Stéphanie Comes (Yileste)

“Developing this sector would be a challenge”

10 Septembre 2018 Interview par Paperjam Club
“If a political and financial commitment were made on a national level, then the possibility of a purely local production could be created.”
“If a political and financial commitment were made on a national level, then the possibility of a purely local production could be created.” (Photo: Yileste)

As part of the “10x6 Creative Industries” organised by the Paperjam Club on Wednesday, September 12, one of the speakers, Stéphanie Comes (Yileste), shares her vision of fashion and creative industries.

Miz Comes, does fashion in Luxembourg benefit from a purely local production?

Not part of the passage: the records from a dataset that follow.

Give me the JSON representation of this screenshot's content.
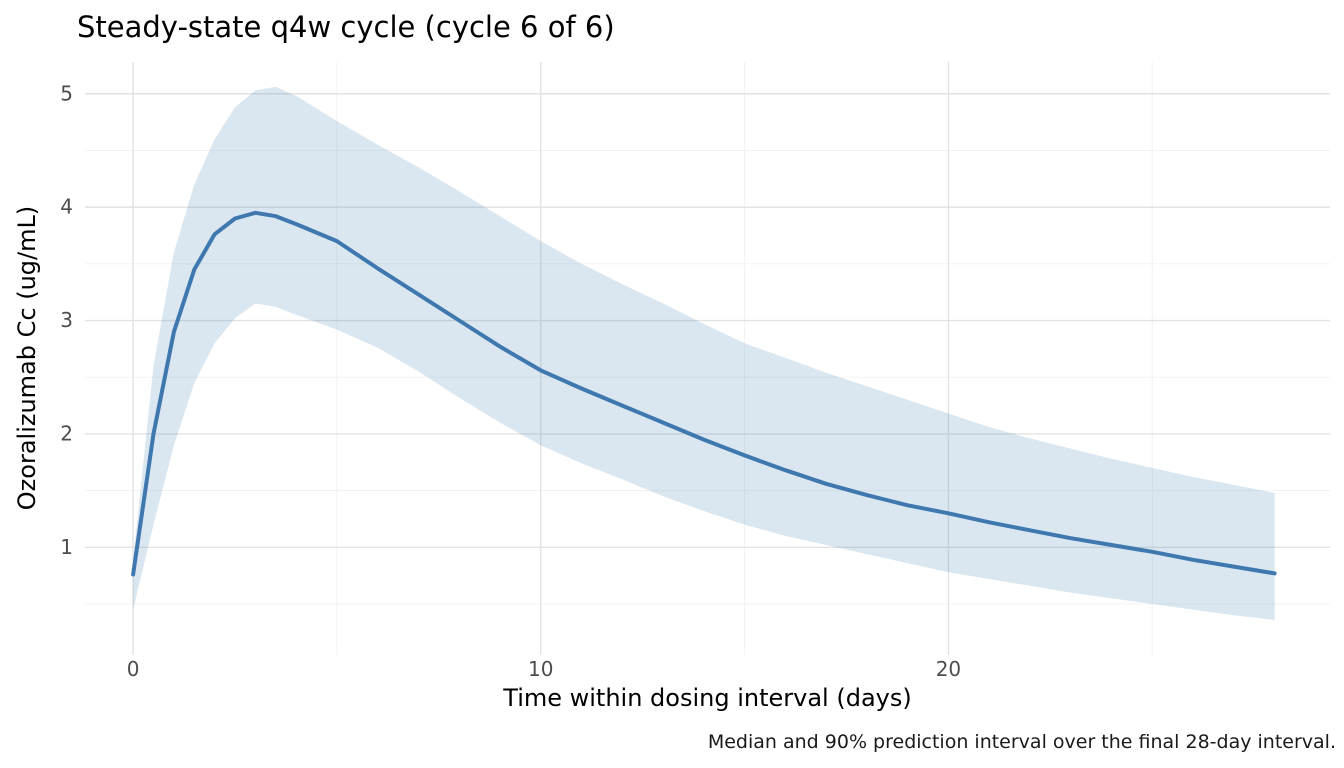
{
  "chart_data": {
    "type": "line",
    "title": "Steady-state q4w cycle (cycle 6 of 6)",
    "xlabel": "Time within dosing interval (days)",
    "ylabel": "Ozoralizumab Cc (ug/mL)",
    "caption": "Median and 90% prediction interval over the final 28-day interval.",
    "x": [
      0,
      0.5,
      1,
      1.5,
      2,
      2.5,
      3,
      3.5,
      4,
      5,
      6,
      7,
      8,
      9,
      10,
      11,
      12,
      13,
      14,
      15,
      16,
      17,
      18,
      19,
      20,
      21,
      22,
      23,
      24,
      25,
      26,
      27,
      28
    ],
    "series": [
      {
        "name": "median",
        "values": [
          0.76,
          2.0,
          2.9,
          3.45,
          3.76,
          3.9,
          3.95,
          3.92,
          3.85,
          3.7,
          3.46,
          3.23,
          3.0,
          2.77,
          2.56,
          2.4,
          2.25,
          2.1,
          1.95,
          1.81,
          1.68,
          1.56,
          1.46,
          1.37,
          1.3,
          1.22,
          1.15,
          1.08,
          1.02,
          0.96,
          0.89,
          0.83,
          0.77
        ]
      },
      {
        "name": "pi90_upper",
        "values": [
          0.88,
          2.6,
          3.6,
          4.2,
          4.6,
          4.88,
          5.03,
          5.06,
          4.98,
          4.76,
          4.55,
          4.35,
          4.14,
          3.92,
          3.7,
          3.5,
          3.32,
          3.15,
          2.97,
          2.8,
          2.67,
          2.54,
          2.42,
          2.3,
          2.18,
          2.06,
          1.96,
          1.87,
          1.78,
          1.7,
          1.62,
          1.55,
          1.48
        ]
      },
      {
        "name": "pi90_lower",
        "values": [
          0.45,
          1.2,
          1.9,
          2.45,
          2.8,
          3.02,
          3.15,
          3.12,
          3.05,
          2.92,
          2.76,
          2.55,
          2.32,
          2.1,
          1.9,
          1.74,
          1.6,
          1.45,
          1.32,
          1.2,
          1.1,
          1.02,
          0.94,
          0.86,
          0.78,
          0.72,
          0.66,
          0.6,
          0.55,
          0.5,
          0.45,
          0.4,
          0.36
        ]
      }
    ],
    "band": {
      "upper_series": "pi90_upper",
      "lower_series": "pi90_lower",
      "label": "90% prediction interval"
    },
    "x_ticks": {
      "major": [
        0,
        10,
        20
      ],
      "labels": [
        "0",
        "10",
        "20"
      ],
      "minor": [
        5,
        15,
        25
      ]
    },
    "y_ticks": {
      "major": [
        1,
        2,
        3,
        4,
        5
      ],
      "labels": [
        "1",
        "2",
        "3",
        "4",
        "5"
      ],
      "minor": [
        0.5,
        1.5,
        2.5,
        3.5,
        4.5
      ]
    },
    "xlim": [
      -1.18,
      29.36
    ],
    "ylim": [
      0.05,
      5.28
    ],
    "grid": true,
    "legend": "none",
    "colors": {
      "median_line": "#3f77af",
      "band_fill": "#4682b4",
      "band_opacity": 0.2,
      "grid_major": "#e3e3e3",
      "grid_minor": "#f1f1f1",
      "tick_text": "#4d4d4d",
      "text": "#000000",
      "background": "#ffffff"
    }
  }
}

“Luxembourg currently does not have any local production facility nor presence in the manufacturing of clothing. The production of clothing requires a highly specialised set of skills along with the appropriate machinery, which is commonly found in countries such as Italy and Portugal. There may be many seamstresses in the country who carry out alteration work on clothing, however that is a very different skill set than that required for the construction of a garment. That said, there does seem to be a growing interest amongst younger fellow Luxembourgers, including my generation who are keen to participate in the fashion industry, especially in the creation of clothing. If a political and financial commitment were made on a national level, then the possibility of a purely local production could be created.

Is it easy to develop this sector in Luxembourg?

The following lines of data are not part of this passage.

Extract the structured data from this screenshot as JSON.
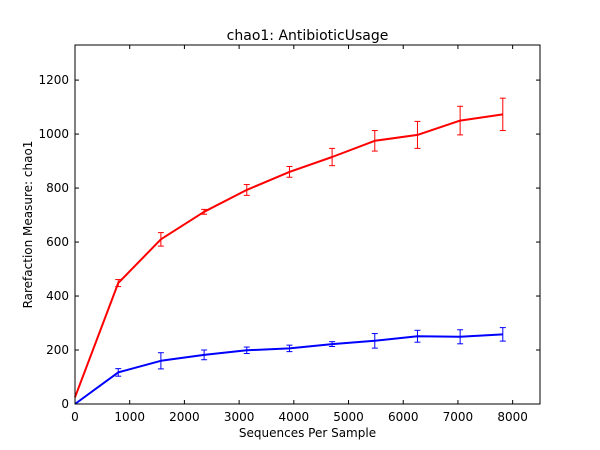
{
  "chart_data": {
    "type": "line",
    "title": "chao1: AntibioticUsage",
    "xlabel": "Sequences Per Sample",
    "ylabel": "Rarefaction Measure: chao1",
    "xlim": [
      0,
      8500
    ],
    "ylim": [
      0,
      1330
    ],
    "xticks": [
      0,
      1000,
      2000,
      3000,
      4000,
      5000,
      6000,
      7000,
      8000
    ],
    "yticks": [
      0,
      200,
      400,
      600,
      800,
      1000,
      1200
    ],
    "grid": false,
    "legend": "none",
    "series": [
      {
        "name": "red",
        "color": "#ff0000",
        "x": [
          0,
          790,
          1570,
          2360,
          3140,
          3920,
          4700,
          5480,
          6260,
          7040,
          7820
        ],
        "y": [
          25,
          448,
          610,
          712,
          793,
          860,
          915,
          975,
          997,
          1050,
          1073
        ],
        "err": [
          0,
          13,
          25,
          9,
          20,
          20,
          32,
          38,
          50,
          53,
          60
        ]
      },
      {
        "name": "blue",
        "color": "#0000ff",
        "x": [
          0,
          790,
          1570,
          2360,
          3140,
          3920,
          4700,
          5480,
          6260,
          7040,
          7820
        ],
        "y": [
          0,
          117,
          160,
          182,
          199,
          206,
          222,
          234,
          251,
          249,
          258
        ],
        "err": [
          0,
          14,
          30,
          18,
          12,
          12,
          9,
          27,
          22,
          26,
          25
        ]
      }
    ]
  }
}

“Developing this sector would be a challenge. There would be several barriers that need to be overcome such as: high minimum wages; high rents; significantly high level of minimum production level is a few that come to mind. Once a break-even point that would make production profitable is determined, an industry could actually start to take place in Luxembourg. Luxembourg has already managed to successfully create far more complex industries in the communication (RTL and Astra) and banking industry. If the same political and financial will were applied for the fashion industry as is for example is in space mining, then there could be a real chance.

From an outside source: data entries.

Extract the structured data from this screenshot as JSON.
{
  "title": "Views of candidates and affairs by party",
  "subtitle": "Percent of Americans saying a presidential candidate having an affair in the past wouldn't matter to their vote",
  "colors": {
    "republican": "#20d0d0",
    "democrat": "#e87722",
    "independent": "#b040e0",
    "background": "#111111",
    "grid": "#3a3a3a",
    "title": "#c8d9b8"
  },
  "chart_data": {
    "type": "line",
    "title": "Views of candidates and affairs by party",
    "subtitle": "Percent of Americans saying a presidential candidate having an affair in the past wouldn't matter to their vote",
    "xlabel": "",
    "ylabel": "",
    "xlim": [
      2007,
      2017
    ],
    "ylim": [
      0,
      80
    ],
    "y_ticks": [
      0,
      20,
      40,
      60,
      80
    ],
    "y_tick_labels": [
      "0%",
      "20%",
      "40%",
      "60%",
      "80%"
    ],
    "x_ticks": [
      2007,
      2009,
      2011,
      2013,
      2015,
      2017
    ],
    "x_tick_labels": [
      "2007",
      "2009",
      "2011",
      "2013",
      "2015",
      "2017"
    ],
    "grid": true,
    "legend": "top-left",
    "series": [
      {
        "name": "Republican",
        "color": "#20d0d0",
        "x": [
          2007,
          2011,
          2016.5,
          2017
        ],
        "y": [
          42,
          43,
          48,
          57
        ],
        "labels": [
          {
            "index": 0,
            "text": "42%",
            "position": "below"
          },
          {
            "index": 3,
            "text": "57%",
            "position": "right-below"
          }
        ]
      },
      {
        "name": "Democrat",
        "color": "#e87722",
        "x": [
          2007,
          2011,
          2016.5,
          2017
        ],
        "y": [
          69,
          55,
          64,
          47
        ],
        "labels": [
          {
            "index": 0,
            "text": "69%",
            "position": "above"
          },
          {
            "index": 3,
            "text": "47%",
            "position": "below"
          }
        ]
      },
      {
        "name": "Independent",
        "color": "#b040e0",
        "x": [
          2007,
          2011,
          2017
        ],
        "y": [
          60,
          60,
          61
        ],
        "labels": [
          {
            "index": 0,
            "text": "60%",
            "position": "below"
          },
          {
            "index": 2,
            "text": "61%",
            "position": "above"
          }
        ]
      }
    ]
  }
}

How is the Luxembourg’s creative fashion industry perceived abroad?

“Is there a recognised know-how? The creative fashion industry in Luxembourg is only at an infancy stage. We first have to see how it is perceived internally and most people are very surprised to hear that Yileste is a locally based company that carries out all creation, design and prototyping in Luxembourg. When visiting international trade shows, Luxembourg barely has any presence. I’m one of very few Luxembourgish designers to create an awareness of Luxembourg’s fashion potential. I hope that Luxembourg can play a larger role and earn a respectable reputation similar to that of the local wine industry.”